# wet coax & uhf connections??



## MDShunk (Jan 7, 2007)

It happens if the cable gets water in it at any point, since the braid makes a fine wick. It will draw water through it by capillary action. The repair is to replace the water logged cable, and install good Snap-n-Seal type ends on it, and make sure they're made up good and tight outdoors.


----------



## kbsparky (Sep 20, 2007)

from your description, I'd say some varmit was peeing on your connection.


----------



## Greg (Aug 1, 2007)

Compression fittings are a must and if they are outside I still sleeve them with heat shrink.


----------



## Nub917 (Nov 25, 2007)

There is no doubt it is water you might want to look at the outside connection (the one to the drop to the house) if the center conductor looks black and or green or the braid is brittle you have a water issue and the drop needs to be replaced.


----------



## te12co2w (Jun 3, 2007)

This is somewhat off topic but here goes.
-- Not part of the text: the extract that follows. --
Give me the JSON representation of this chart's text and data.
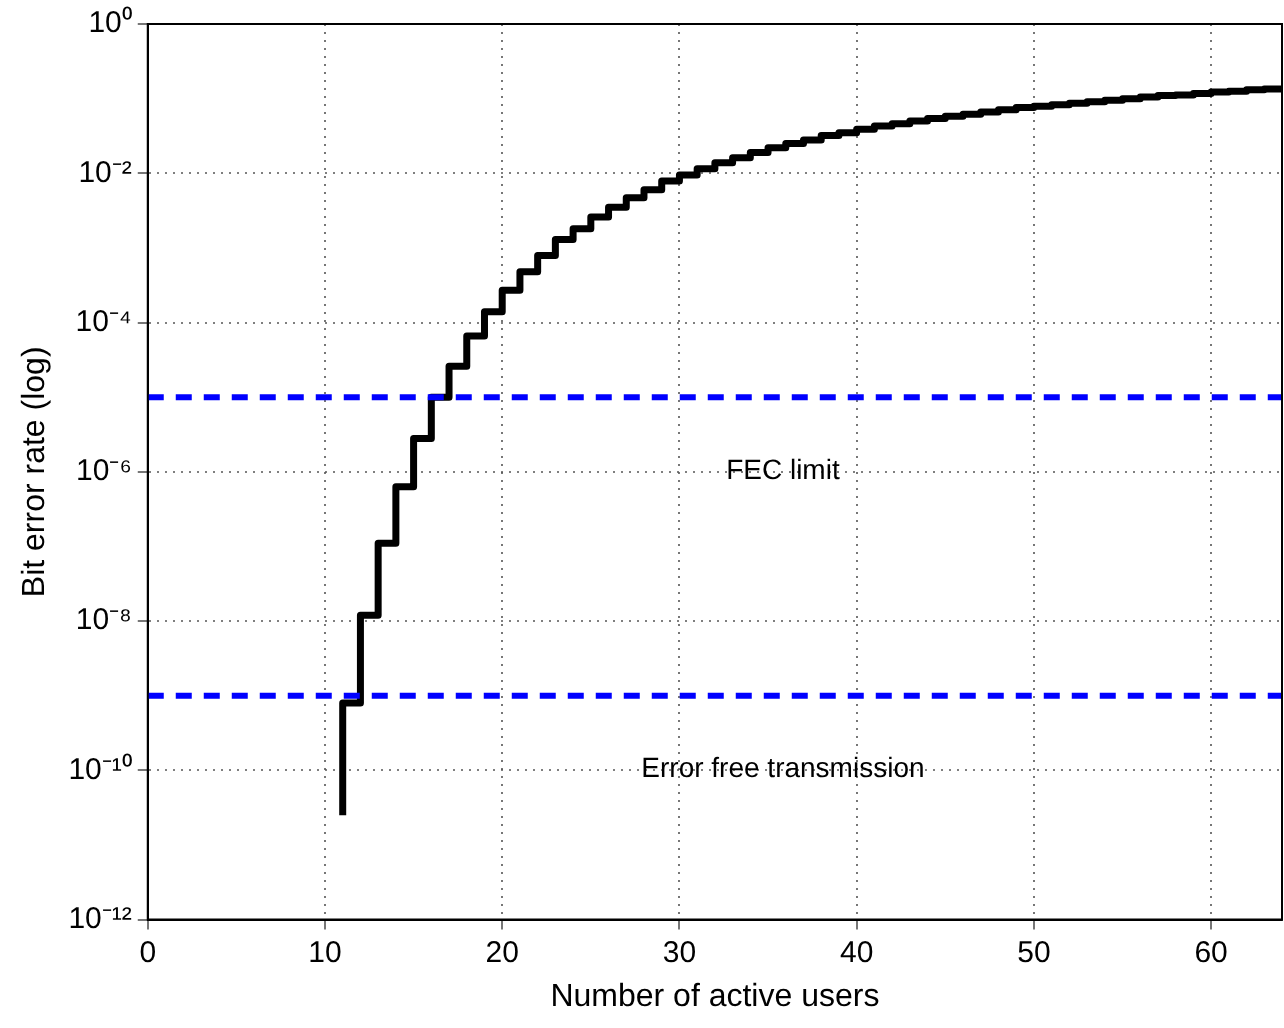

We are used to running one or two dual coax out to the dish location, along with a #10 ground wire. Have had problems with the sheath cracking on that stuff. I know it is because of very low temperatures. Is there anything out there rated for the cold? Minus 40 is usually achieved at least once or twice, if not more, here.


----------



## Majumamass (Dec 27, 2007)

I'd recommend tracing the line, perhaps an animal has chewed on it somewhere along the way. If you do find bites I'd look into it further because you wouldn't want that kind of fire hazard running around


----------



## electricguy (Mar 22, 2007)

te12co2w said:


> This is somewhat off topic but here goes. We are used to running one or two dual coax out to the dish location, along with a #10 ground wire. Have had problems with the sheath cracking on that stuff. I know it is because of very low temperatures. Is there anything out there rated for the cold? Minus 40 is usually achieved at least once or twice, if not more, here.


try comscope cable been installing satellite for 12 years its the only cable that wouldnt crack on me. I have tried them all and serviced all the offshore stuff like what rat shack sells


----------



## Idaho Abe (Nov 28, 2007)

*Wet wire*

Could it be condensation?? If this is in a bathoor, laundary or outside wall this could be the problem


----------